The lawyer representing Mayor Tremblay suggested the two prayers were, in essence, the same. And they are; there’s very little difference between the two.
The context is different
“I think there’s no doubt that people will take Saguenay, the decision in the Saguenay case, and look afresh at a number of different practices in our public space perhaps including Parliament in its own opening prayer, but the context is very different,” Berger said.
The context issue led the Supreme Court to refuse to pass judgment on the parliamentary prayer in its ruling Wednesday.
Municipal councils, as opposed to the House of Commons, make a variety of decisions that impact individual lives closely and so the separation between decision-maker and citizen is significantly closer than that of parliamentarian and constituent.

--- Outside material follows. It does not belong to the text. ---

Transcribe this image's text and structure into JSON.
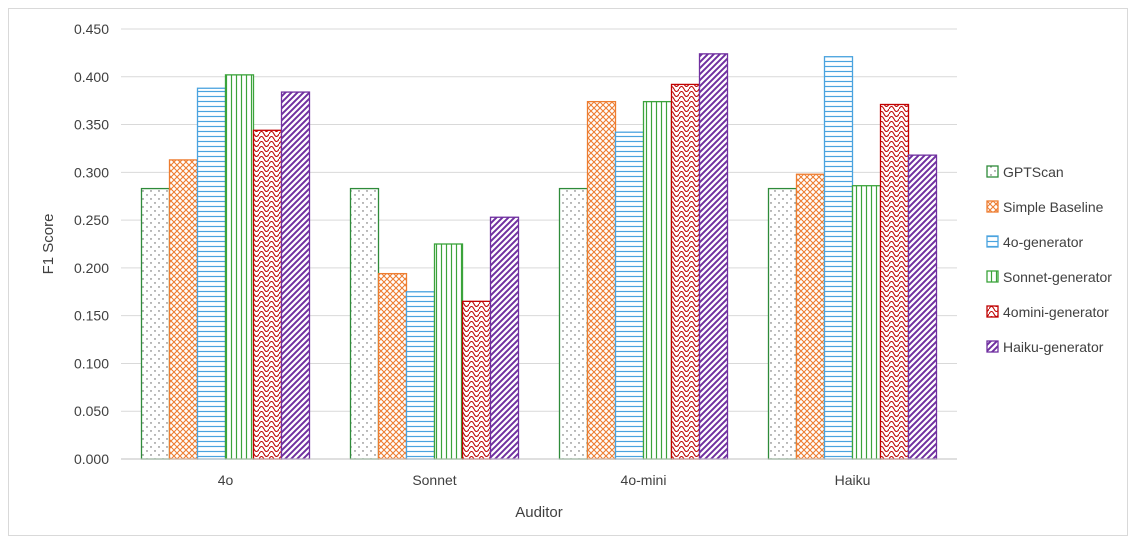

“So the worry, potentially, at a city council meeting, is that because people are coming before the city council with specific worries about particular things happening in their lives,” Berger said.
“It’s especially important that people have a sense of inclusion and neutrality from the decision maker.”
And the same holds true for the House of Commons; it must remain neutral.
But Members of Parliament are also afforded parliamentary privilege, which, if the prayer were challenged in court, could be utilized to keep it around.
Parliamentary privilege allows some things in Canada’s Parliament, like its internal workings, to be isolated from the judicial branch; the prayer could fall under that privilege, Sarah Whitmore, a lawyer with Torys LLP in Toronto said.
But the government must be neutral, right?
The Supreme Court ruled that Canadian society has given rise to a “concept of neutrality according to which the state must not interfere in religion and beliefs.”
That includes the beliefs of non-believers.
“The state must instead remain neutral in this regard,” the judgment said. “This neutrality requires that the state neither favour nor hinder any particular belief, and the same holds true for non-belief. It requires that the state abstain from taking any position and thus avoid adhering to a particular belief.”
Part of this neutrality is allowing non-believers, or people who don’t believe in the majority’s religion, from having to publicly declare their non-belief by stepping out of the room to avoid a prayer, Whitmore said.
“The two rights need to be balanced. So the right you might have to practice your religion and to pray, needs to be balanced against someone else’s right not to have to pray.”
‘A continued erosion’
The ruling is similar to an historic ruling which removed prayer from public schools. Wednesday’s ruling doesn’t say anything new on the subject, but instead reinforces previous decisions.
“[The ruling is a] continued erosion of religious practices from our public institutions and a move away from simply including these practices because they have historically been included as a matter of so-called tradition,” Whitmore said.